The show has a great plot that ploughs ahead with pace and plenty of humour (written with an expert flair by Alan McHugh). Evil Abanazar will stop at nothing to steal the magic lamp from Aladdin to grant his own evil wishes – and our crew of heroes must stop him before it’s too late!
With a range of jokes set to please all types of audience members, from physical humour lovers to the sarcastic, witty or random, Billy Pearce brings the house down. Without his presence on stage, the show doesn’t quite feel in safe hands. Though Christopher Biggins is fun and frivolous as the camp dame Widow Twankey, he doesn’t have a commanding enough presence to get the audience really engaged.
Sarah Goggin as Princess Jasmine is sweet, though the unrealistic sword fight between her and her captor, Abanazar (played by Dvid O’Mahony with just the right tone for a love-to-hate pantomime villain) is a weak attempt at championing feminism. Let’s save that conversation for another day.

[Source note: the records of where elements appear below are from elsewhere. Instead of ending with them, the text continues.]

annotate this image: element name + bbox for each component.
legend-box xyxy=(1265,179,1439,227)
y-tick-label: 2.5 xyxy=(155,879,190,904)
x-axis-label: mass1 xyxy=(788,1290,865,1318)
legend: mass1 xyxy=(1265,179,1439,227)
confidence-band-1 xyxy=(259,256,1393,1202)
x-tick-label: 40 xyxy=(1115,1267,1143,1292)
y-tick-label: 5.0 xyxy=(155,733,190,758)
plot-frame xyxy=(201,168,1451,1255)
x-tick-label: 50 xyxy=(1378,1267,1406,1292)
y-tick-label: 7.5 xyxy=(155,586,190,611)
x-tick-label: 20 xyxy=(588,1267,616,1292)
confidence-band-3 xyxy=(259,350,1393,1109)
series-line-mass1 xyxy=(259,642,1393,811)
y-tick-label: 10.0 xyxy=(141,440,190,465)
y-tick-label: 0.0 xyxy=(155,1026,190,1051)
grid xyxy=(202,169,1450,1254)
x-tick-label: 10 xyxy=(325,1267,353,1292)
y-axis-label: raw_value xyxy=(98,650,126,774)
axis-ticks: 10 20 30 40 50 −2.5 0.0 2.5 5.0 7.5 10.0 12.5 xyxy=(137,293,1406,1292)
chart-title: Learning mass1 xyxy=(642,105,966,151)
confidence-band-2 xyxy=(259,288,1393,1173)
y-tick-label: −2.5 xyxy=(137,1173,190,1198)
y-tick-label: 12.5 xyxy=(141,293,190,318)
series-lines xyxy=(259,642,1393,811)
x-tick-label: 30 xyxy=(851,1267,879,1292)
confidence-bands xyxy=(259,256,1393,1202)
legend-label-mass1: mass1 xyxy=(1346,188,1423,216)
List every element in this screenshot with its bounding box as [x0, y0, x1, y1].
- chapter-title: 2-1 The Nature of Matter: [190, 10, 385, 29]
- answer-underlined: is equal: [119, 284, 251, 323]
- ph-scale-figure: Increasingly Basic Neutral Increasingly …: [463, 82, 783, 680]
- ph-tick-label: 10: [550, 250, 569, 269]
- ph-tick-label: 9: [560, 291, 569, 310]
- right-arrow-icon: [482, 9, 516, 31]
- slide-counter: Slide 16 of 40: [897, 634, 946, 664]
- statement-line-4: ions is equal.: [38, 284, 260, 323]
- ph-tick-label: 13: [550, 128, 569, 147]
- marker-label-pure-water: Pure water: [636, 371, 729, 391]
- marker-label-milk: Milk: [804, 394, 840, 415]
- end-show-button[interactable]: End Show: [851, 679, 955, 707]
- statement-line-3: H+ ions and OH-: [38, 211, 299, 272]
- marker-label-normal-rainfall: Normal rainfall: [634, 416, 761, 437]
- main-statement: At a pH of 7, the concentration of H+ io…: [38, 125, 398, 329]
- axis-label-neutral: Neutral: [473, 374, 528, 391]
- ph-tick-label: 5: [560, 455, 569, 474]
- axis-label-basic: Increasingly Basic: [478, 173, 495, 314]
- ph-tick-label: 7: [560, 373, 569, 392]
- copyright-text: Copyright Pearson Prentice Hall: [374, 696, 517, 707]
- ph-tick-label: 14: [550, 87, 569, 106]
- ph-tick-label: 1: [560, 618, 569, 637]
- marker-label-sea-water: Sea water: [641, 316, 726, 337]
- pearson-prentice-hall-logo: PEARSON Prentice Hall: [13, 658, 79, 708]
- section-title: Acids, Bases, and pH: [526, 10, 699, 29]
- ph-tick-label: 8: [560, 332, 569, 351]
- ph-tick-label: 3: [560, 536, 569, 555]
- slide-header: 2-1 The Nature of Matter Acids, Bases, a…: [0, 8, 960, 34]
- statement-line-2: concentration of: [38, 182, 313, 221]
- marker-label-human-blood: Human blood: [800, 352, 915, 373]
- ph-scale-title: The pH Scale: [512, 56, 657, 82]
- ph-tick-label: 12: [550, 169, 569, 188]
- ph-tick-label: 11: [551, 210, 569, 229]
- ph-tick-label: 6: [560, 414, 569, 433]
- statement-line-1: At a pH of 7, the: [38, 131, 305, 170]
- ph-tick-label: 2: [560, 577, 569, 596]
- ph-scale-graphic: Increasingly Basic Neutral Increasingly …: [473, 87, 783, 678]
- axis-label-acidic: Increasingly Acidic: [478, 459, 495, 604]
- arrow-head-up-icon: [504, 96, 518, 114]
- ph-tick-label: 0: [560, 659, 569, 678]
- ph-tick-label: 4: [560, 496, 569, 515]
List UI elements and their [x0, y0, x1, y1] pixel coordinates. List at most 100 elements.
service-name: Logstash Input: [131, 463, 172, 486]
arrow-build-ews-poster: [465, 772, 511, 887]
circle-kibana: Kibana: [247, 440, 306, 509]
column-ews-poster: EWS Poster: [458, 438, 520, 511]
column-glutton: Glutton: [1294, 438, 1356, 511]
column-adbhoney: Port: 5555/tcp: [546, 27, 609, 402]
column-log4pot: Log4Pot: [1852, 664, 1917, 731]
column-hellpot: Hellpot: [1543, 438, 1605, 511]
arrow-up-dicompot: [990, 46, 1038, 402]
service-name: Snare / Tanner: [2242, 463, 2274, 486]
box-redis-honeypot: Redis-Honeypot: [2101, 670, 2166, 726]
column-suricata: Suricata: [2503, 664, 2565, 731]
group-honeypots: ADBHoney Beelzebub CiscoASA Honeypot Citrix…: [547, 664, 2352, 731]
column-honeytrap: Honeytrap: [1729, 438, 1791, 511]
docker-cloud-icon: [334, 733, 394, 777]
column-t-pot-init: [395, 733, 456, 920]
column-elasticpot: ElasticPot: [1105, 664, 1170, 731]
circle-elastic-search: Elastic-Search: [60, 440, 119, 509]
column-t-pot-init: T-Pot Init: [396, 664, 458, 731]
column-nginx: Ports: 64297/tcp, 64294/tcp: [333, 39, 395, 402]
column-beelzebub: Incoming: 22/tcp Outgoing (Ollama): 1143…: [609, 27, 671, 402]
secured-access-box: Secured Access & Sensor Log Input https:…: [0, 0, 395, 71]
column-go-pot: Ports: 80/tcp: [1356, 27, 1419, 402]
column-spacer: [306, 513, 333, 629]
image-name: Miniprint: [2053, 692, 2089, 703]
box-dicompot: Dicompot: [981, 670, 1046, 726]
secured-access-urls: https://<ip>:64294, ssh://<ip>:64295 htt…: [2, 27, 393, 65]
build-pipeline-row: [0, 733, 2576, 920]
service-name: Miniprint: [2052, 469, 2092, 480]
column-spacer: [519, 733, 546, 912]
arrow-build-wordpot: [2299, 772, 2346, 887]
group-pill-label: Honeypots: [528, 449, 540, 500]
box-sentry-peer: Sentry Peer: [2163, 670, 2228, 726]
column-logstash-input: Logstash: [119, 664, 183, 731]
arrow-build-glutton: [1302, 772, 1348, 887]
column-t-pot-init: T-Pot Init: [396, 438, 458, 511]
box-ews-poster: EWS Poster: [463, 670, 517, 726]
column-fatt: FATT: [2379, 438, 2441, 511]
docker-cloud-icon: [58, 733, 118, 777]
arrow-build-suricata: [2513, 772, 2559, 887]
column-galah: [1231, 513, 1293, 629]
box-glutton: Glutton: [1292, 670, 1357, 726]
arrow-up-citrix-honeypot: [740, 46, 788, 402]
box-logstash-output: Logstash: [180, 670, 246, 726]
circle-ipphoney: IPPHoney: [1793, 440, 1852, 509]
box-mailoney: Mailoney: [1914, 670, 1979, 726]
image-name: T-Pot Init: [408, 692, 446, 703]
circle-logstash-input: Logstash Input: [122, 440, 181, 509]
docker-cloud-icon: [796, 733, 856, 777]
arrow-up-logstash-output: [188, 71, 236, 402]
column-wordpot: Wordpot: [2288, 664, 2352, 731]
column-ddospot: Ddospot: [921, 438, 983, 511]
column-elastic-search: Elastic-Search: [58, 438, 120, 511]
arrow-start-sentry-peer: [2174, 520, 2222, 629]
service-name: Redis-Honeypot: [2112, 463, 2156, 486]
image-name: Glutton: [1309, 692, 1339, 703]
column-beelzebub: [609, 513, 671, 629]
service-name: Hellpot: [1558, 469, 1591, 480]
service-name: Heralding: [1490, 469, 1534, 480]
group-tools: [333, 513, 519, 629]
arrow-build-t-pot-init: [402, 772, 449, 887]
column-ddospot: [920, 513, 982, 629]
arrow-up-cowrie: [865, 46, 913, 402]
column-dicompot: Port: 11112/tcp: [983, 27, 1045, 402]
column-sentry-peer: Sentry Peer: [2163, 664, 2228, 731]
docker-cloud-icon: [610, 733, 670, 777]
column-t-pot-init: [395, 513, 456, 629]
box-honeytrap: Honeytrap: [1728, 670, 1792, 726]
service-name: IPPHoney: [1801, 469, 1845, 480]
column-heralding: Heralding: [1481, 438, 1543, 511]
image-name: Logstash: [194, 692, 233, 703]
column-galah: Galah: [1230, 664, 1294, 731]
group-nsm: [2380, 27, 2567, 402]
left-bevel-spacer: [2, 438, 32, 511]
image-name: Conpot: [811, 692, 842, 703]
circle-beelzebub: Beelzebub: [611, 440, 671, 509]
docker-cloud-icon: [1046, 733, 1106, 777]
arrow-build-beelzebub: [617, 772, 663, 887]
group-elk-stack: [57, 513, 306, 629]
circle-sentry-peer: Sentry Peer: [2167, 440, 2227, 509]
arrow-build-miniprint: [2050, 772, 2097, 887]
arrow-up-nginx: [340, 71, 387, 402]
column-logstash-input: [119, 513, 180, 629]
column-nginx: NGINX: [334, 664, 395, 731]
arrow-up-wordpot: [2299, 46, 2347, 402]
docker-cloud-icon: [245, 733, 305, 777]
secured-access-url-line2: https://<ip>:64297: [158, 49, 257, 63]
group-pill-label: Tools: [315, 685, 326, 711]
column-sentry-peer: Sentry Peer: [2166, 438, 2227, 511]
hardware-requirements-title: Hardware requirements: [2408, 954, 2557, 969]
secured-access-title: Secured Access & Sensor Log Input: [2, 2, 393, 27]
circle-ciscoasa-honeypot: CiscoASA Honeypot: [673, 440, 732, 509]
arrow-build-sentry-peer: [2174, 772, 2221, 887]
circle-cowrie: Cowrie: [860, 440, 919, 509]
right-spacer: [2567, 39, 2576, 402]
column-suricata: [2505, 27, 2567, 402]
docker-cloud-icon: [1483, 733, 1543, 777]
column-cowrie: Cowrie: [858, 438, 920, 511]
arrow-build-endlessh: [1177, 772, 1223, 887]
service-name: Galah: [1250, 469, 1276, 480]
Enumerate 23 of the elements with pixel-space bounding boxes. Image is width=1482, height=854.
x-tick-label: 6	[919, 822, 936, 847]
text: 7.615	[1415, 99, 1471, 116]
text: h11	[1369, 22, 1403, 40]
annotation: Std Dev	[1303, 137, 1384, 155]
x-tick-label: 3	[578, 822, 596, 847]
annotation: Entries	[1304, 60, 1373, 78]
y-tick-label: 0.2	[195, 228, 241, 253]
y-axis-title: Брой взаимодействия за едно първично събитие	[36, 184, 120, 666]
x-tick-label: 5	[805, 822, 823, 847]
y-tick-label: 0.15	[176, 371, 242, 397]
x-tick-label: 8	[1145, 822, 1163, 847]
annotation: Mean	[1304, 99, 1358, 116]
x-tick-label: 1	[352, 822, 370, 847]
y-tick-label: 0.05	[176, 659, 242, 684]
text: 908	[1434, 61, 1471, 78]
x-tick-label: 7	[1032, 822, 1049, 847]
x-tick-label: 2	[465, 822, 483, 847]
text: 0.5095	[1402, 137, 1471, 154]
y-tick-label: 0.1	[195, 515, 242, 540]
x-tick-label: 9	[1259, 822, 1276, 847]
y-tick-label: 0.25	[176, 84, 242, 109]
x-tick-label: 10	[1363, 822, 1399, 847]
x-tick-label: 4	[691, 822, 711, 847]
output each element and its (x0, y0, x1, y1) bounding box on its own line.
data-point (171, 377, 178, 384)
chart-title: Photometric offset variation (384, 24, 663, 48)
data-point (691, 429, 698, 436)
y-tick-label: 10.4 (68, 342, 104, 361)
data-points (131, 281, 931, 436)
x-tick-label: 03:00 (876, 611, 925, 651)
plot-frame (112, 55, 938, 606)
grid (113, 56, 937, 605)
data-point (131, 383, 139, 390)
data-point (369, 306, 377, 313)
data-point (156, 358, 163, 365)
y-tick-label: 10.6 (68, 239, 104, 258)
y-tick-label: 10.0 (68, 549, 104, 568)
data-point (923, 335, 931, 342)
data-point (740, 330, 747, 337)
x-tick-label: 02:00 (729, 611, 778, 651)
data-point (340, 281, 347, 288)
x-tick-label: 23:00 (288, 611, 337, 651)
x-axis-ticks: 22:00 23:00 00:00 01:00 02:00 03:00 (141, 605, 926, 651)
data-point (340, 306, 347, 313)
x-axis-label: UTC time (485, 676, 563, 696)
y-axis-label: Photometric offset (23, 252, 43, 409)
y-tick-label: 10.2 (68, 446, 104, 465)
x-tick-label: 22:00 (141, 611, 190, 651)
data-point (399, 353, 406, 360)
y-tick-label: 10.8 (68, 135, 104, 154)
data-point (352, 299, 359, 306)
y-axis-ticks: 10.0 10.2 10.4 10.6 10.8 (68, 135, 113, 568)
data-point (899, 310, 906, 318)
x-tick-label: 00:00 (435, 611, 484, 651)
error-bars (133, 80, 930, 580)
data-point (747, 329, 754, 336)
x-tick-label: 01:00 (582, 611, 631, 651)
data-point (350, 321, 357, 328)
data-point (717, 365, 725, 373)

The real heroine of the piece is Emily Beth Harrington as the mythical guardian Scheherazade. Her voice is seriously West End impressive and she plays the role with sincerity and mystique.
I’m not sure where the direction went wrong for our poor old Aladdin, played by Simon Webbe. Ed Curtis directs the cast superbly – with a great range of characters designed to complement one another. Webbe plays the role with a delightful range of silly over-the-top gestures and expressions – and I wonder whether I’m laughing at him or with him. It feels a little like watching a character in The Play That Goes Wrong – crafted to play the role so strangely it’s actually funny. His voice is, as expected, really lovely but I don’t know if pantoland is his hidden calling.
This production doesn’t scrape by with garish costumes and a cartoon set with a few pyrotechnics – a lazy strategy used by many theatres that somewhat cheapens the whole effect. Aladdin is all bells and whistles with countless costume changes, big cast dance numbers, impressive scenery (magic carpet? Tick), 3D adventures and all the cheesy smoke machines and flashing lights you could hope for. Many don’t agree panto is ‘real’ theatre – but this class act of a show will prove anyone wrong.
Catch this mesmerising show at Bradford Alhambra until 20th January 2019.